Uwielbiam przyprawy do tego stopnia, że nawet moje kosmetyki muszą je w sobie mieć. Czy to wanilię Bourbon, czy zielony kardamon, czy drażniący nos świeżym, kwiatowo-ziołowym zapachem czerwony pieprz, jak w ostatnio odkrytych perfumach ‘Paradise’. Konotacje spożywcze tylko bardziej i bardziej podkreślają moje pasje i mój charakter. Ta mieszanka jest wybuchowa!
Uwielbiam przyprawy tak bardzo, że jesienna poranna kawa dostaje na wzmocnienie szczyptę cynamonu, kardamonu lub chińskiej przyprawy 5 smaków, a zielona herbata – odrobinę świeżego lub kandyzowanego imbiru. O ile wanilia, migdały, ciemne kakao czy prażony orzech kokosowy kojarzą się na pierwszy niuch nosa z ciepłym ciastem, budyniem, deserem, spokojem i domem, o tyle wszystko to co ostre, takie przyprawy jak czarny i czerwony pieprz, imbir, anyż, cynamon – podkręcają do życia, rozgrzewają, dynamizują.
Indyjska herbata podawana jest z taką właśnie mieszanką przypraw nazywaną Karha – przypraw mocnych, rozgrzewających i aromatycznych. Podstawowymi składnikami są zielone nasiona kardamonu, laski cynamonu, zmielone goździki, imbir i pieprz.
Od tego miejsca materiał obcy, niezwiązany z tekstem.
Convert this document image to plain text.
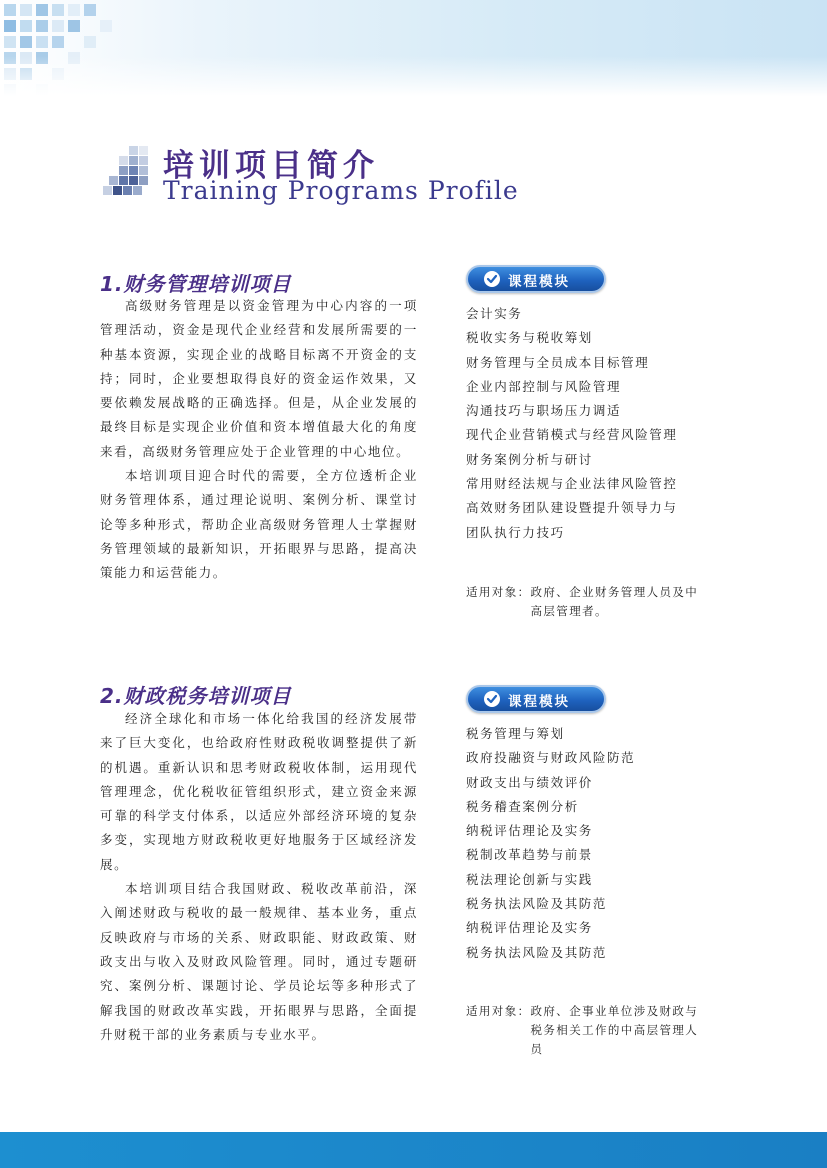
培训项目简介
Training Programs Profile
1.财务管理培训项目

高级财务管理是以资金管理为中心内容的一项管理活动，资金是现代企业经营和发展所需要的一种基本资源，实现企业的战略目标离不开资金的支持；同时，企业要想取得良好的资金运作效果，又要依赖发展战略的正确选择。但是，从企业发展的最终目标是实现企业价值和资本增值最大化的角度来看，高级财务管理应处于企业管理的中心地位。

本培训项目迎合时代的需要，全方位透析企业财务管理体系，通过理论说明、案例分析、课堂讨论等多种形式，帮助企业高级财务管理人士掌握财务管理领域的最新知识，开拓眼界与思路，提高决策能力和运营能力。

课程模块
会计实务
税收实务与税收筹划
财务管理与全员成本目标管理
企业内部控制与风险管理
沟通技巧与职场压力调适
现代企业营销模式与经营风险管理
财务案例分析与研讨
常用财经法规与企业法律风险管控
高效财务团队建设暨提升领导力与
团队执行力技巧
适用对象： 政府、企业财务管理人员及中高层管理者。
2.财政税务培训项目

经济全球化和市场一体化给我国的经济发展带来了巨大变化，也给政府性财政税收调整提供了新的机遇。重新认识和思考财政税收体制，运用现代管理理念，优化税收征管组织形式，建立资金来源可靠的科学支付体系，以适应外部经济环境的复杂多变，实现地方财政税收更好地服务于区域经济发展。

本培训项目结合我国财政、税收改革前沿，深入阐述财政与税收的最一般规律、基本业务，重点反映政府与市场的关系、财政职能、财政政策、财政支出与收入及财政风险管理。同时，通过专题研究、案例分析、课题讨论、学员论坛等多种形式了解我国的财政改革实践，开拓眼界与思路，全面提升财税干部的业务素质与专业水平。

课程模块
税务管理与筹划
政府投融资与财政风险防范
财政支出与绩效评价
税务稽查案例分析
纳税评估理论及实务
税制改革趋势与前景
税法理论创新与实践
税务执法风险及其防范
纳税评估理论及实务
税务执法风险及其防范
适用对象： 政府、企事业单位涉及财政与税务相关工作的中高层管理人员
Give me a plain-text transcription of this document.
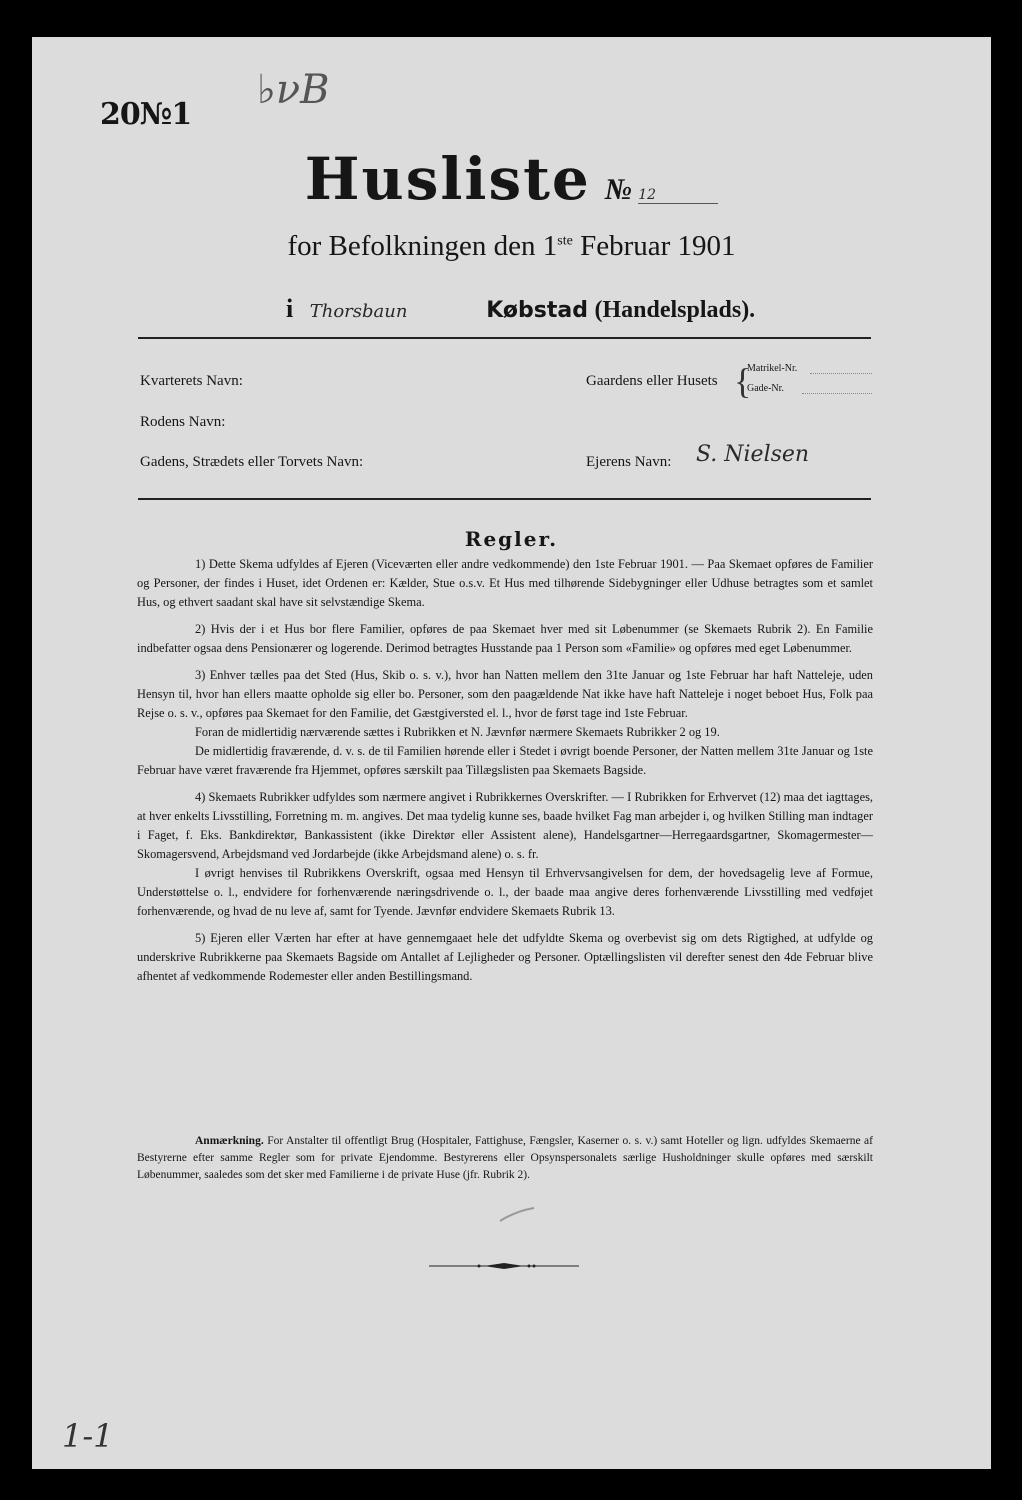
20№1
♭νΒ
Husliste № 12
for Befolkningen den 1ste Februar 1901
i Thorsbaun	Købstad (Handelsplads).
Kvarterets Navn:
Rodens Navn:
Gadens, Strædets eller Torvets Navn:
Gaardens eller Husets {
Matrikel-Nr.
Gade-Nr.
Ejerens Navn: S. Nielsen
Regler.

1) Dette Skema udfyldes af Ejeren (Viceværten eller andre vedkommende) den 1ste Februar 1901. — Paa Skemaet opføres de Familier og Personer, der findes i Huset, idet Ordenen er: Kælder, Stue o.s.v. Et Hus med tilhørende Sidebygninger eller Udhuse betragtes som et samlet Hus, og ethvert saadant skal have sit selvstændige Skema.

2) Hvis der i et Hus bor flere Familier, opføres de paa Skemaet hver med sit Løbenummer (se Skemaets Rubrik 2). En Familie indbefatter ogsaa dens Pensionærer og logerende. Derimod betragtes Husstande paa 1 Person som «Familie» og opføres med eget Løbenummer.

3) Enhver tælles paa det Sted (Hus, Skib o. s. v.), hvor han Natten mellem den 31te Januar og 1ste Februar har haft Natteleje, uden Hensyn til, hvor han ellers maatte opholde sig eller bo. Personer, som den paagældende Nat ikke have haft Natteleje i noget beboet Hus, Folk paa Rejse o. s. v., opføres paa Skemaet for den Familie, det Gæstgiversted el. l., hvor de først tage ind 1ste Februar.

Foran de midlertidig nærværende sættes i Rubrikken et N. Jævnfør nærmere Skemaets Rubrikker 2 og 19.

De midlertidig fraværende, d. v. s. de til Familien hørende eller i Stedet i øvrigt boende Personer, der Natten mellem 31te Januar og 1ste Februar have været fraværende fra Hjemmet, opføres særskilt paa Tillægslisten paa Skemaets Bagside.

4) Skemaets Rubrikker udfyldes som nærmere angivet i Rubrikkernes Overskrifter. — I Rubrikken for Erhvervet (12) maa det iagttages, at hver enkelts Livsstilling, Forretning m. m. angives. Det maa tydelig kunne ses, baade hvilket Fag man arbejder i, og hvilken Stilling man indtager i Faget, f. Eks. Bankdirektør, Bankassistent (ikke Direktør eller Assistent alene), Handelsgartner—Herregaardsgartner, Skomagermester—Skomagersvend, Arbejdsmand ved Jordarbejde (ikke Arbejdsmand alene) o. s. fr.

I øvrigt henvises til Rubrikkens Overskrift, ogsaa med Hensyn til Erhvervsangivelsen for dem, der hovedsagelig leve af Formue, Understøttelse o. l., endvidere for forhenværende næringsdrivende o. l., der baade maa angive deres forhenværende Livsstilling med vedføjet forhenværende, og hvad de nu leve af, samt for Tyende. Jævnfør endvidere Skemaets Rubrik 13.

5) Ejeren eller Værten har efter at have gennemgaaet hele det udfyldte Skema og overbevist sig om dets Rigtighed, at udfylde og underskrive Rubrikkerne paa Skemaets Bagside om Antallet af Lejligheder og Personer. Optællingslisten vil derefter senest den 4de Februar blive afhentet af vedkommende Rodemester eller anden Bestillingsmand.

Anmærkning. For Anstalter til offentligt Brug (Hospitaler, Fattighuse, Fængsler, Kaserner o. s. v.) samt Hoteller og lign. udfyldes Skemaerne af Bestyrerne efter samme Regler som for private Ejendomme. Bestyrerens eller Opsynspersonalets særlige Husholdninger skulle opføres med særskilt Løbenummer, saaledes som det sker med Familierne i de private Huse (jfr. Rubrik 2).
1-1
Reszta dodatków – do wyboru według smaku i uznania.
W kawiarniach i herbaciarniach dostaniecie ją pod nazwą „chai tea” lub „chai latte” – w wersji na bazie kawy zamiast herbaty. Trochę masło maślane, bo samo słowo „chai” w językach indoeuropejskich wzięło się od chińskiego słowa chá, oznaczającego herbatę. Modna jest i w Stanach Zjednoczonych, i w Europie, a także chętnie pita w krajach arabskich.
W przeciwieństwie do Chin, gdzie herbata była przygotowywana jako codzienny napój, w Indiach napar herbaciany miał właściwości lecznicze. Wzmianki o mieszance Karha znajdują się już w tekstach o medycynie i ziołolecznictwie Ajurwedyjskim, powstałych w siódmym wieku p.n.e.
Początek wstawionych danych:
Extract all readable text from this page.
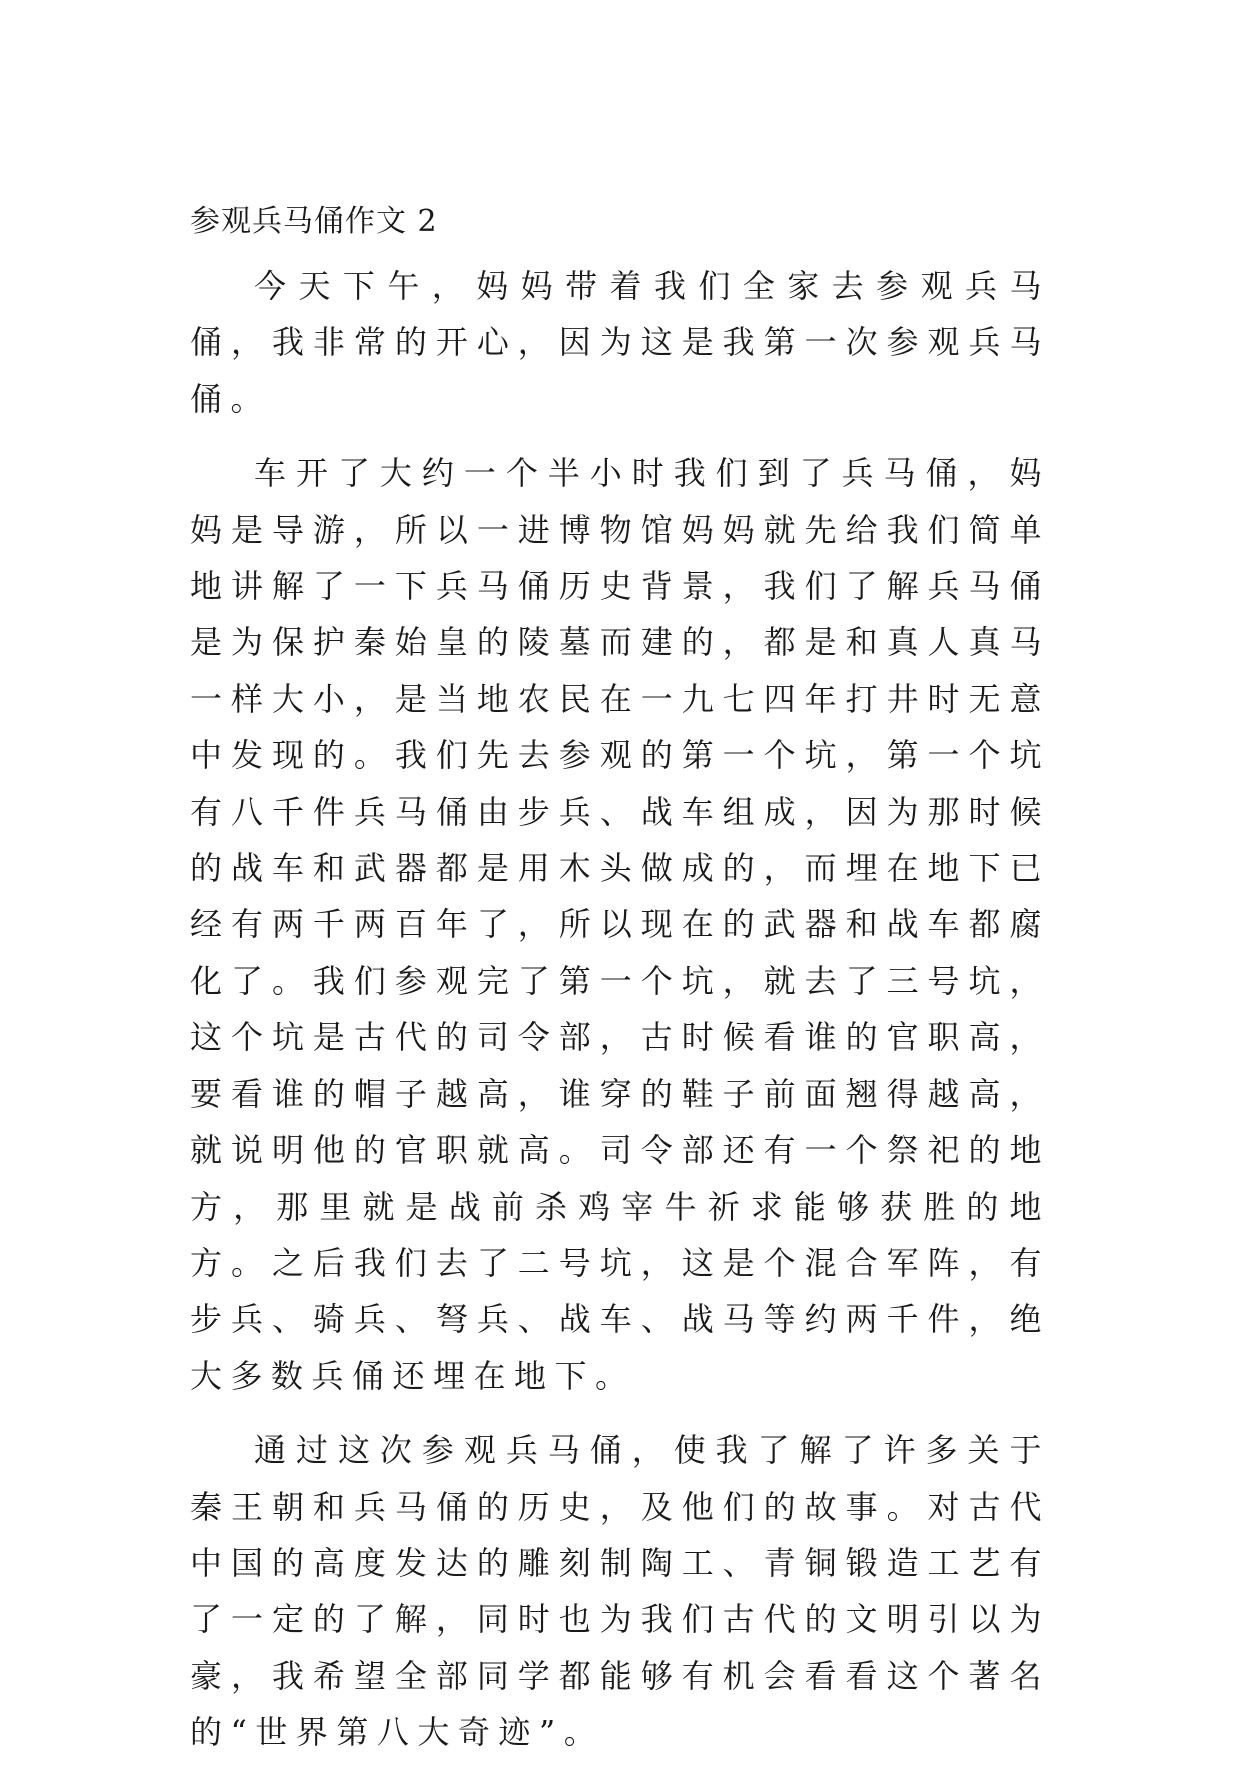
参观兵马俑作文 2

今天下午，妈妈带着我们全家去参观兵马俑，我非常的开心，因为这是我第一次参观兵马俑。

车开了大约一个半小时我们到了兵马俑，妈妈是导游，所以一进博物馆妈妈就先给我们简单地讲解了一下兵马俑历史背景，我们了解兵马俑是为保护秦始皇的陵墓而建的，都是和真人真马一样大小，是当地农民在一九七四年打井时无意中发现的。我们先去参观的第一个坑，第一个坑有八千件兵马俑由步兵、战车组成，因为那时候的战车和武器都是用木头做成的，而埋在地下已经有两千两百年了，所以现在的武器和战车都腐化了。我们参观完了第一个坑，就去了三号坑，这个坑是古代的司令部，古时候看谁的官职高，要看谁的帽子越高，谁穿的鞋子前面翘得越高，就说明他的官职就高。司令部还有一个祭祀的地方，那里就是战前杀鸡宰牛祈求能够获胜的地方。之后我们去了二号坑，这是个混合军阵，有步兵、骑兵、弩兵、战车、战马等约两千件，绝大多数兵俑还埋在地下。

通过这次参观兵马俑，使我了解了许多关于秦王朝和兵马俑的历史，及他们的故事。对古代中国的高度发达的雕刻制陶工、青铜锻造工艺有了一定的了解，同时也为我们古代的文明引以为豪，我希望全部同学都能够有机会看看这个著名的“世界第八大奇迹”。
W 1830 roku Imperium Brytyjskie spożywało ogromne ilości tego złocistego napoju – ilość zużywanych w przeliczeniu na osobę liści herbaty wynosiła średnio jeden funt (0,45kg). British East India Company, główny importer herbaty do Europy, zaniepokojony stale rosnącym monopolem Chin na dostawy herbaty oraz jej rosnącymi cenami, zaczął źródeł drogocennych liści szukać gdzie indziej. Koloniści odkryli i usprawnili uprawy herbaty Assam i Ceylon. W 1870 roku w dalszym ciągu około 90% importowanej do Wielkiej Brytanii herbaty pochodziło z Chin, ale już w 1900 skala ta diametralnie się odwróciła – kolonizacja przyniosła znacznie niższe ceny, a brytyjskie kolonie w Indiach i na Cejlonie – 90% dostarczanej na rynek Brytyjski herbaty. To Brytyjczycy rozpropagowali w Indiach picie herbaty jako codziennego napoju, żeby jeszcze bardziej nakręcić swój herbaciany biznes. Wtedy też ‘chai masala’ pojawiła się na naszym, a chwilę później na kontynencie Ameryki Północnej.
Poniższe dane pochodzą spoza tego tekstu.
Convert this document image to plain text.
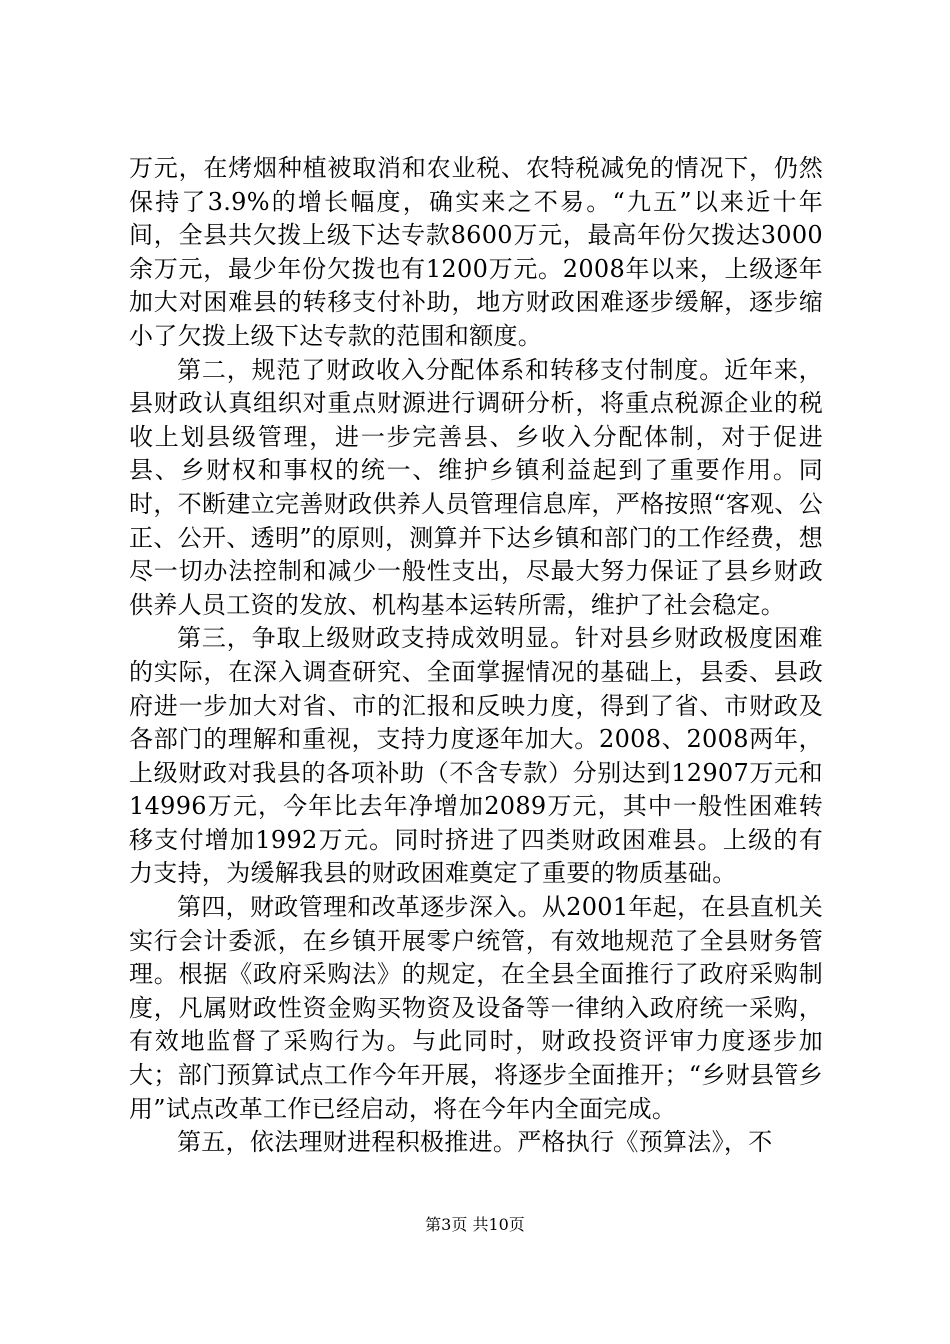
万元，在烤烟种植被取消和农业税、农特税减免的情况下，仍然保持了3.9%的增长幅度，确实来之不易。“九五”以来近十年间，全县共欠拨上级下达专款8600万元，最高年份欠拨达3000余万元，最少年份欠拨也有1200万元。2008年以来，上级逐年加大对困难县的转移支付补助，地方财政困难逐步缓解，逐步缩小了欠拨上级下达专款的范围和额度。

第二，规范了财政收入分配体系和转移支付制度。近年来，县财政认真组织对重点财源进行调研分析，将重点税源企业的税收上划县级管理，进一步完善县、乡收入分配体制，对于促进县、乡财权和事权的统一、维护乡镇利益起到了重要作用。同时，不断建立完善财政供养人员管理信息库，严格按照“客观、公正、公开、透明”的原则，测算并下达乡镇和部门的工作经费，想尽一切办法控制和减少一般性支出，尽最大努力保证了县乡财政供养人员工资的发放、机构基本运转所需，维护了社会稳定。

第三，争取上级财政支持成效明显。针对县乡财政极度困难的实际，在深入调查研究、全面掌握情况的基础上，县委、县政府进一步加大对省、市的汇报和反映力度，得到了省、市财政及各部门的理解和重视，支持力度逐年加大。2008、2008两年，上级财政对我县的各项补助（不含专款）分别达到12907万元和14996万元，今年比去年净增加2089万元，其中一般性困难转移支付增加1992万元。同时挤进了四类财政困难县。上级的有力支持，为缓解我县的财政困难奠定了重要的物质基础。

第四，财政管理和改革逐步深入。从2001年起，在县直机关实行会计委派，在乡镇开展零户统管，有效地规范了全县财务管理。根据《政府采购法》的规定，在全县全面推行了政府采购制度，凡属财政性资金购买物资及设备等一律纳入政府统一采购，有效地监督了采购行为。与此同时，财政投资评审力度逐步加大；部门预算试点工作今年开展，将逐步全面推开；“乡财县管乡用”试点改革工作已经启动，将在今年内全面完成。

第五，依法理财进程积极推进。严格执行《预算法》，不

第3页 共10页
Nadal najczęściej pijana jest wersja napoju przygotowanego na bazie czarnej liściastej herbacie Assam. Zdarzają się napoje przygotowywane na herbacie zielonej i gunpowder. W Stanach i Europie Starbucks (którego nie jestem i którego w żaden sposób nie zostanę fanem) króluje ze swoim Chai Latte robionym na przeokropnie słodkim, cukrowym syropie (ach, żeby to tylko był cukier…).
Ta herbata zawsze pijana jest z mlekiem i zawsze na słodko. W Indiach używa się do niej mleka bawolic – jest ono zdecydowanie bardziej tłuste i treściwe od mleka krowiego. Żeby móc zbliżyć się do oryginalnego smaku, połowę mleka w przepisie możecie z powodzeniem zastąpić mlekiem skondensowanym (słodzonym lub nie). Nic nie stoi na przeszkodzie, żeby zamienić je na mleko bez laktozy, roślinne lub całkowicie odtłuszczone. To jednak nie do końca będzie tan sam smak.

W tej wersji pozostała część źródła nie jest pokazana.